The Company will give each Holder of the Notes written notice of each optional
prepayment not less than 30 days and not more than 60 days prior to the date
fixed for such prepayment. In the case of each partial prepayment of the Notes,
the principal amount of the Notes to be prepaid shall be allocated among all of
the Notes at the time outstanding in proportion, as nearly as practicable, to
the respective unpaid principal amounts thereof not theretofore called for
prepayment.

                  From and after any prepayment date, unless the Company shall
fail to pay the principal amount to be prepaid when due and payable, together
with the interest and the Make-Whole Amount, if any, as aforesaid, interest on
such principal amount shall cease to accrue.

                                      -2-

<PAGE>   41


                  The Company will, within five Business Days after any
Responsible Company Officer has actual knowledge of any Change in Control or
Control Event, give written notice thereof to each Holder of the Notes, all as
more fully specified in the First Supplemental Indenture.

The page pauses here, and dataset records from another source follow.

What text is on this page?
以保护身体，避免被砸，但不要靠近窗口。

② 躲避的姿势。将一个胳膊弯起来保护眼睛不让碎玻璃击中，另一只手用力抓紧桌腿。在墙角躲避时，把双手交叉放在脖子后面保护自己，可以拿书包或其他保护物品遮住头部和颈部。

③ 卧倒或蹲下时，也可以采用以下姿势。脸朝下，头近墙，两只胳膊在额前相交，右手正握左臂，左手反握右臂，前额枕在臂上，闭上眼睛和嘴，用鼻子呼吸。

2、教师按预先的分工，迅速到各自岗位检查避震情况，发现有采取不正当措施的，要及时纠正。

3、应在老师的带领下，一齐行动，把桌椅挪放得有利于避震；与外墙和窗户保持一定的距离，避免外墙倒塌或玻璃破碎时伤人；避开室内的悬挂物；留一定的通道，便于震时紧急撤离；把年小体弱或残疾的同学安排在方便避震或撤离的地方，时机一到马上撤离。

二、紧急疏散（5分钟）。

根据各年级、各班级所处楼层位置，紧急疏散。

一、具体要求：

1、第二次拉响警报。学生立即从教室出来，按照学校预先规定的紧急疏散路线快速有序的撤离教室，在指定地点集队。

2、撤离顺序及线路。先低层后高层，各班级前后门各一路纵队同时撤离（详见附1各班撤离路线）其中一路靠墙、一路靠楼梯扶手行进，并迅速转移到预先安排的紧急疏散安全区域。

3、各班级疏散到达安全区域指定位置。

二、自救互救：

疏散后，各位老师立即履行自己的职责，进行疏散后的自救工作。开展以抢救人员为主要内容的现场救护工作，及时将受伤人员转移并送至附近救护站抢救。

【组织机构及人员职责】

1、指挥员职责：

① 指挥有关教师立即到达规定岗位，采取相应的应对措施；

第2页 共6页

Such written notice
shall contain an offer to prepay all, but not less than all, of the Notes held
by each Holder of the Notes at 100% of the principal amount thereof, together
with interest accrued thereon to the date of such prepayment, but without any
Make-Whole Amount or other premium, on the date specified in such written
notice, which shall be given not less than 30 days prior to the consummation of
a Change in Control. A Holder of the Notes may accept such an offer to prepay by
delivering a notice of acceptance to the Company not later than 15 days after
the receipt by such Holder of such an offer. A failure by a Holder of the Notes
so to respond to such an offer shall be deemed to constitute a rejection
thereof. The obligation of the Company to prepay Notes pursuant to an offer
described in this paragraph is subject to the occurrence of the Change in
Control in respect of which such offer shall have been made. In the event that
such Change in Control shall not have occurred on the proposed prepayment date
in respect thereof, any prepayment shall be deferred until, and shall be made
on, the date on which such Change in Control shall occur. The Company shall keep
each Holder of the Notes reasonably informed as to (i) any such deferral and the
date on which such Change in Control and prepayment are expected to occur and
(ii) any determination by the Company that efforts to effect such Change in
Control have ceased or been abandoned, in which case the related offer to prepay
and any acceptances thereof shall be deemed to be rescinded.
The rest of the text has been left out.